Measuring Effective Bandwidth

I use a Geforce 8800 gtx .For it I believe the theoretical “device”-to-“device”(?) bandwidth is 86.4 GB/s here.Now I want to know how to precisely measure the time to use in effective bandwidth calculation.I assume this is relating to device -device transfers so to calculate the time in my transfers should I just take the difference in calling the kernel with all my instructions versus calling a empty kernel (one with no instructions)?
Also for calculating my total number of bytes read and written for a kernel like :(downsamples a x into y image to x/2 into y/2)

global void streamkernel(int *r_d,int *g_d,int *b_d,int height ,int width,int *f_r,int *f_g,int *f_b){

int id=blockIdx.x * blockDim.x*blockDim.y+ threadIdx.y*blockDim.x+threadIdx.x+blockIdx.y*gridDim.x*blockDim.x*blockDim.y;
int number=2*(id%(width/2))+(id/(width/2))*width*2;
 
if (id<height*width/4){
  f_r[id]=(r_d[number]+r_d[number+1]+r_d[number+width]+r_d[number+width+1])/4; 
  f_g[id]=(g_d[number]+g_d[number+1]+g_d[number+width]+g_d[number+width+1])/4;    
  f_b[id]=(b_d[number]+b_d[number+1]+b_d[number+width]+b_d[number+width+1])/4;
}

}
used this should it be : xy3(for r,g,b)4(for int) and write = 1/4 xy3(for r,g,b)*4(for int)?

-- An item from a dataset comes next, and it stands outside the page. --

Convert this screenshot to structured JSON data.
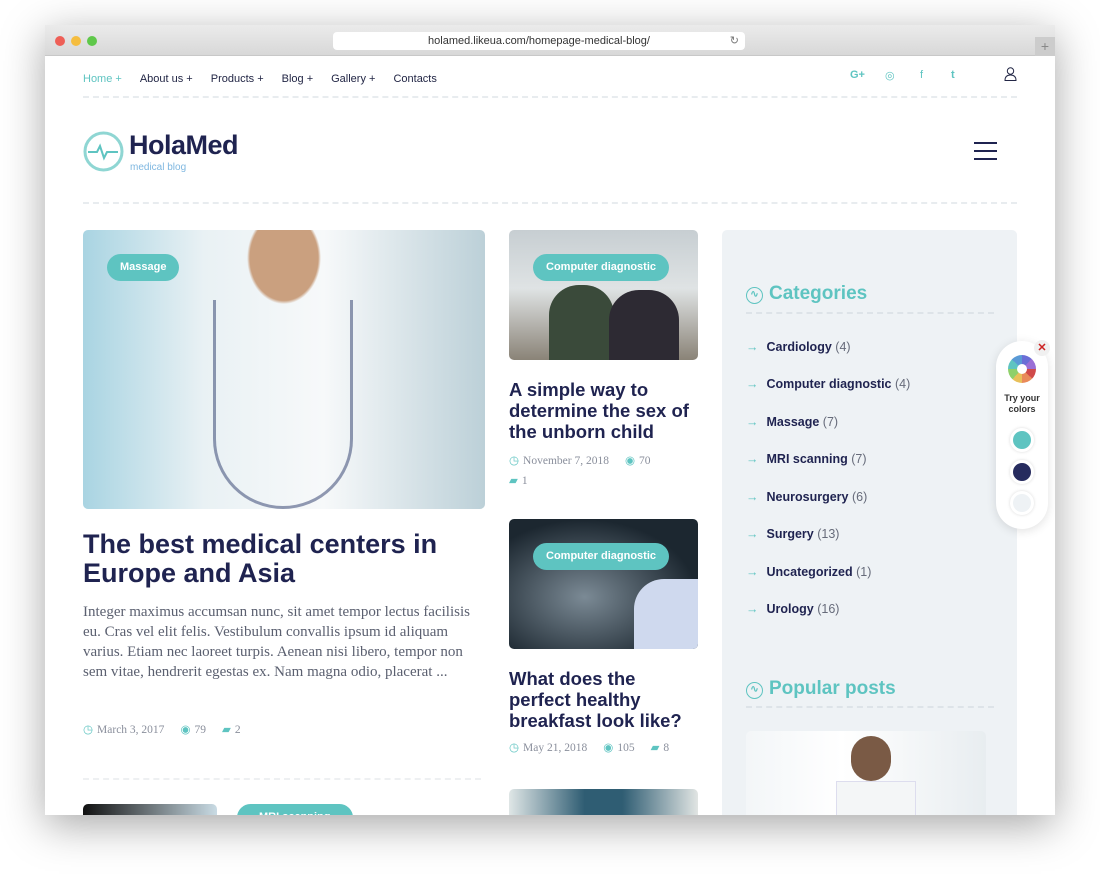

11.5 ms in 8800 gts so = 268435456/11.5*2 =46 Go/s

if fact when i read only 2 by thread i have 50 go/s

#include <stdio.h>  

 #include <cuda.h>  

 #include <time.h>

 #include <math.h>

 #include "cutil_inline.h"

  __global__ void square_array(float *a, int N,int in,int ss)  

 {  

__shared__ float s_data[2048];

	    int sh=  threadIdx.x+32*threadIdx.y;

	    int id = 512 * blockIdx.x +  524288 * blockIdx.y + sh;

	 int z ;

	 if ( id<N)

	{

	    z= id;

		s_data[sh] = a[z];

		s_data[sh+512] = a[z+512];

		s_data[sh+1024] = a[z+1024];

		s_data[sh+1024+512] = a[z+1024+512];

__syncthreads();

	    z= id;

		a[z]=s_data[sh];

		a[z+512]=s_data[sh+512];

		a[z+1024]=s_data[sh+1024];

		a[z+1024+512]=s_data[sh+1024+512];

	 }  

}

// main routine that executes on the host  

 int main(void)  

 {  

   float *memoirecpu1, *memoiregraphique1;  // Pointer to host & device arrays  

   cudaEvent_t start, stop;

   int S = 0;

   int N=1;

N=1;

S=26;

N=N<<S;

size_t size = N * sizeof(float);  

   memoirecpu1 = (float *)malloc(size);        // Allocate array on host  

cutilSafeCall( cudaEventCreate(&start) );

    cutilSafeCall( cudaEventCreate(&stop)  );

    unsigned int timer;

    cutilCheckError(  cutCreateTimer(&timer)  );

    cutilCheckError(  cutResetTimer(timer)    );

    cutilSafeCall( cudaThreadSynchronize() );

    float gpu_time = 0.0f;

//---------------------------

  cudaMalloc((void **) &memoiregraphique1, size);   // Allocate array on device  

  cudaMemcpy(memoiregraphique1, memoirecpu1, size, cudaMemcpyHostToDevice);  

  cutilCheckError( cutStartTimer(timer) );

  N=N/4;

    cudaEventRecord(start, 0);

    square_array <<< dim3(1024,32,1),dim3(64,8,1) >>> (memoiregraphique1, N,1,1);  

    cudaEventRecord(stop, 0);

    unsigned long int counter=0;

    while( cudaEventQuery(stop) == cudaErrorNotReady )

    {

        counter++;

    }

    cutilSafeCall( cudaEventElapsedTime(&gpu_time, start, stop) );        

    printf("time spent executing by the GPU: %.2f\n", gpu_time);

//------------------------------

}